Last Tuesday Hypatia and I attended a free seminar on Web 2.0 which was a fairly interesting night. It seemed to be aimed at academic and public librarians who hadn't had too much exposure to the whole 2.0 phenomena.

The presenter had a number of really interesting projects on the go, but they all seemed to involve a dedicated programming team. Unfortunately most law library's don't have the luxury of an IT department with time to devote to that kind of project. Though the fun you could have with Ajax on your side.

As Hypatia has said though, there are numerous sites available that one can make use of, within the library team, and I'm looking forward to the discussions that may come up as a result of that. Currently on the cards at HQ presently is the introduction of a team blog or wiki, though we still need to have some discussion on how this would work and how to incorporate it into our everyday tasks.

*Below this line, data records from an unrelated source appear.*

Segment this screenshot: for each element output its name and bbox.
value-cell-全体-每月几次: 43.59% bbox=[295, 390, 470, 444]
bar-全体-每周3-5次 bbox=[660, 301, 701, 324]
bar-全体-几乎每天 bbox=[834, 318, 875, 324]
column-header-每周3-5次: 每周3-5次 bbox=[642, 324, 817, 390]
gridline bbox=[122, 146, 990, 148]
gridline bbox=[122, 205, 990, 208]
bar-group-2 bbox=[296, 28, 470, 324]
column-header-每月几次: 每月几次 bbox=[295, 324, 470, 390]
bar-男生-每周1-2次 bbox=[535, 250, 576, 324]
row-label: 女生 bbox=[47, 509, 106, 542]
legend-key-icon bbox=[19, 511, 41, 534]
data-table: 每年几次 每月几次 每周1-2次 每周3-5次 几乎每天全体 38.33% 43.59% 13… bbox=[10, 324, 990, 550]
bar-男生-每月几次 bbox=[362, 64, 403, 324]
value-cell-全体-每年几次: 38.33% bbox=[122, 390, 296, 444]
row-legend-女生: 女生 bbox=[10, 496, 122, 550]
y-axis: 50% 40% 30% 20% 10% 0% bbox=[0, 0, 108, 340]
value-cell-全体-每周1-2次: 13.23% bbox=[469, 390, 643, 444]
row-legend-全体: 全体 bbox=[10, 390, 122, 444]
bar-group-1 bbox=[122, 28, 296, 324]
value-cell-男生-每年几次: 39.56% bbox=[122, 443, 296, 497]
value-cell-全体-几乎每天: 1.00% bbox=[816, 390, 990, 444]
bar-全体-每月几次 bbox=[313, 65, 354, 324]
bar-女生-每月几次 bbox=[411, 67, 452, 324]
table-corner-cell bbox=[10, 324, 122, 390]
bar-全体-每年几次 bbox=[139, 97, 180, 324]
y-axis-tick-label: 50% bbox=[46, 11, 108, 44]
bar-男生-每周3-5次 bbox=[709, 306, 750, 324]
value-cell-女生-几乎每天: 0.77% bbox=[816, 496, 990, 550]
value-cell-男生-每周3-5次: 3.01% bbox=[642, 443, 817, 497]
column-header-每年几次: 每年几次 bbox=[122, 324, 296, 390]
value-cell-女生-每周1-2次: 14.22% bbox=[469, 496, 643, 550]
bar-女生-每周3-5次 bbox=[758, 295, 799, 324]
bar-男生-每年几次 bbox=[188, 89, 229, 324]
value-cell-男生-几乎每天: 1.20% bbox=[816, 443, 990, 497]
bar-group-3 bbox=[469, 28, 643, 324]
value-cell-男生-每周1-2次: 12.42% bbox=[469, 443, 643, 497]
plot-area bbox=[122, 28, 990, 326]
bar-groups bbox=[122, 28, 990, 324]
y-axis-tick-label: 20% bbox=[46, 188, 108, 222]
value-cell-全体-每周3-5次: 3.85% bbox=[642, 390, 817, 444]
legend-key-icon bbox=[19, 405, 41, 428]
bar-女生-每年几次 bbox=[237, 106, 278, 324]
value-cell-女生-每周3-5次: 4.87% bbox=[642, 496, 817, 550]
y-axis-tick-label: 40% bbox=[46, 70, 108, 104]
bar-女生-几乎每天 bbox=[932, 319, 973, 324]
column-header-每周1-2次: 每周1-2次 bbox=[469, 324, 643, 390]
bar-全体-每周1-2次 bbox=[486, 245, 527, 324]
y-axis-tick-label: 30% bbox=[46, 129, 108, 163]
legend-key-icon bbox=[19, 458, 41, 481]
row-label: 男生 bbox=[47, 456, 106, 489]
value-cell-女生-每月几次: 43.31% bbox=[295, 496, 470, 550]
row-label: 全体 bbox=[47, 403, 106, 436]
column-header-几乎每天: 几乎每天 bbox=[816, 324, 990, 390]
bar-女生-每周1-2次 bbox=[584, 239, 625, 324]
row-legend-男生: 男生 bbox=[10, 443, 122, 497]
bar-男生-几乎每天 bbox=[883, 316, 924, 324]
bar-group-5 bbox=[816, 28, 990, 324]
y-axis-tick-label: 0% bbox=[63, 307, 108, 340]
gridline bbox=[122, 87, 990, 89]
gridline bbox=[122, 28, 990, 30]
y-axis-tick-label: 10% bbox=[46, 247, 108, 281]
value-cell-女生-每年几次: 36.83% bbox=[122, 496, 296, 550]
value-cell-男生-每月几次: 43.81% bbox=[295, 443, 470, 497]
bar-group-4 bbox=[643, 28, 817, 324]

There were a number of interesting catchprases that came out of Tuesday, which stuck in my mind. 'Experimental Social Trust' is a fantastic way of selling 2.0, and I've already used this. Other useful phrases include 'Perpetual Beta', 'Collective intelligence' and 'harnessing the wisdom of crowds'.

Something that was completely new to me was the concept of 'mashups'. At least in the context being used. A mashup is:

A web mashup is a web page or application that combines data from two or more external online sources. The external sources are typically other web sites and their data may be obtained by the mashup developer in various ways including, but not limited to: APIs, XML feeds, and screen-scraping.
http://www.programmableweb.com/faq

There looks like there's a few interesting mashups out there, and it's definitely something to watch. http://www.programmableweb.com/mashups

2 comments:

Anonymous said...

Just a thought, but you might want to adjust that last link to the mashups, as it currently points somewhere I'm fairly sure you don't want it to.

Good luck with the blog, it looks interesting (and thanks for the link to mine).

Seshat said...

Ahh thankyou. :) I thought I'd managed to fix that!